Elbette, yukarıdaki tüm düzenlemeler, muhasebe hukukumuzda var olan “ortaklar cari hesabı”nın önüne geçme amacı taşımakta, A.Ş.'lerde kurumsal yönetim ilkelerini tesis etme hedefi gütmektedir. Yeni TTK m.644/f.1-b hükmü uyarınca, limitet şirketlerde de şirkete borçlanma yasağı konusunda da A.Ş.'lerle ilgili hükümler (Yeni TTK madde 358, madde 562/f.5-c) geçerli olacaktır. Öte yandan, 6102 sayılı Yeni TTK ile aynı tarihli resmi gazetede yayımlanan 6103 sayılı Türk Ticaret Kanunu'nun Yürürlüğü ve Uygulama Şekli Hakkında Kanun'un “Pay sahiplerinin ve limited şirket ortaklarının şirkete borçlanma yasağı” başlıklı 24'üncü maddesi uyarınca, “(yeni) Türk Ticaret Kanunu'nun 358'inci maddesine aykırı şekilde, anonim veya limited şirkete borçlu olan pay sahipleri ve ortaklar, borçlarını, anılan kanunun yürürlüğe girdiği tarihten itibaren 3 yıl içinde, nakdi ödeme yaparak tamamen tasfiye etmek zorundadır. Borcun kısmen veya tamamen başkası tarafından üstlenilmesi, borç için kambiyo senedi verilmesi, ödeme planı yapılması veya benzeri yollara başvurulması bu madde anlamında tasfiye sayılmaz. Burada belirtilen süre içinde tasfiye gerçekleşmemişse, (yeni) Türk Ticaret Kanunu'nun 562'nci maddesinin beşinci fıkrası hükmü uygulanır (cezai yaptırım). Tasfiye süresinin geçmesinden sonra, şirketin alacaklıları, alacakları için, şirkete borçlu olan pay sahibini veya limitet şirket ortağını takip edebilir.” Kuşkusuz, tüm bu düzenlemeler ülkemiz ticaret hukuku sistematiği açısından devrim niteliğinde olup, asıl sonuçlar uygulamada görülecektir.

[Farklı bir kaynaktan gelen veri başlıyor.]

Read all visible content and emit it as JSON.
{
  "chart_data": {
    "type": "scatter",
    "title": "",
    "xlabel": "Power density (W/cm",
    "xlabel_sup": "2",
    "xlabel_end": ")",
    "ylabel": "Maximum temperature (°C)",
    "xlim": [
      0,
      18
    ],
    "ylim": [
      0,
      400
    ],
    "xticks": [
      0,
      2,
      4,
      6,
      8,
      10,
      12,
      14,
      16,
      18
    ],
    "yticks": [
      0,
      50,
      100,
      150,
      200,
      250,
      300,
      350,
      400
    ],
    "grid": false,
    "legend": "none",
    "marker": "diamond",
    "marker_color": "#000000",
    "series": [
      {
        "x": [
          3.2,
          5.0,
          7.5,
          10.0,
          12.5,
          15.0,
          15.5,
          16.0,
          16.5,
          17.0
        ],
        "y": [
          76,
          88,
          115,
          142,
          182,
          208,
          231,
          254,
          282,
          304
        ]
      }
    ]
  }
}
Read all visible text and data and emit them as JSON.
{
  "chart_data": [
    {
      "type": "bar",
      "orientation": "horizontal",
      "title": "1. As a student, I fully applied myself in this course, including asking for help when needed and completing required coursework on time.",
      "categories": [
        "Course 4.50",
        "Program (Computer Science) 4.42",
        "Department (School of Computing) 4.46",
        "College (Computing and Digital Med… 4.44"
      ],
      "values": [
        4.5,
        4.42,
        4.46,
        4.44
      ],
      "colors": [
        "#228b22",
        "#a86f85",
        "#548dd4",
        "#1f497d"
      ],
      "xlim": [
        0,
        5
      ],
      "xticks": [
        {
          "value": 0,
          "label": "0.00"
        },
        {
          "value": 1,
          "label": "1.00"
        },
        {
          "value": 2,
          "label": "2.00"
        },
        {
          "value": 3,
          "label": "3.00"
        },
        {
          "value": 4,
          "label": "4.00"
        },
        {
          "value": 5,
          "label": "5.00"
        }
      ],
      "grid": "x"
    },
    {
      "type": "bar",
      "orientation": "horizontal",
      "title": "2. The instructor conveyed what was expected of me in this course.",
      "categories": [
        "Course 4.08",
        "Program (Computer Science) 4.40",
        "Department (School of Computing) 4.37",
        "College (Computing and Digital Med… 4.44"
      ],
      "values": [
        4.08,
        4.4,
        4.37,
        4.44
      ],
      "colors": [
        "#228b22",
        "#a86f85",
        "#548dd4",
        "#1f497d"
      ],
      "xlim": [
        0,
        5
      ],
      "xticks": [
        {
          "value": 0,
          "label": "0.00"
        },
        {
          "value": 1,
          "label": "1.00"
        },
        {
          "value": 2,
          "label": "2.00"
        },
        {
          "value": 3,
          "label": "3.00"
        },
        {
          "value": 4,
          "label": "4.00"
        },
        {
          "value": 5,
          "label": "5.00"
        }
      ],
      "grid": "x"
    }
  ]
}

(*) Alt soy=kişinin çocuğu, torunu ve torunun çocuğu. Üst soy=biri öbürünün dölünden (sulbünden) gelenler arasındaki hısımlık; yani usul hısımlığı olup, örnek olarak “çocuğun babasına olan hısımlığı” verilebilir.
(**) Üçüncü derece kan hısımları, kardeşlerimizin çocukları yani yeğenler, amca, hala, dayı ve teyzedir. Üçüncü derece kayın hısımları ise, eşin kardeşinin çocukları yani eşin yeğenleri, diğer bir ifadeyle kayın, baldız ve görümce çocukları, eşin dayısı, amcası, halası ve teyzesinden oluşur.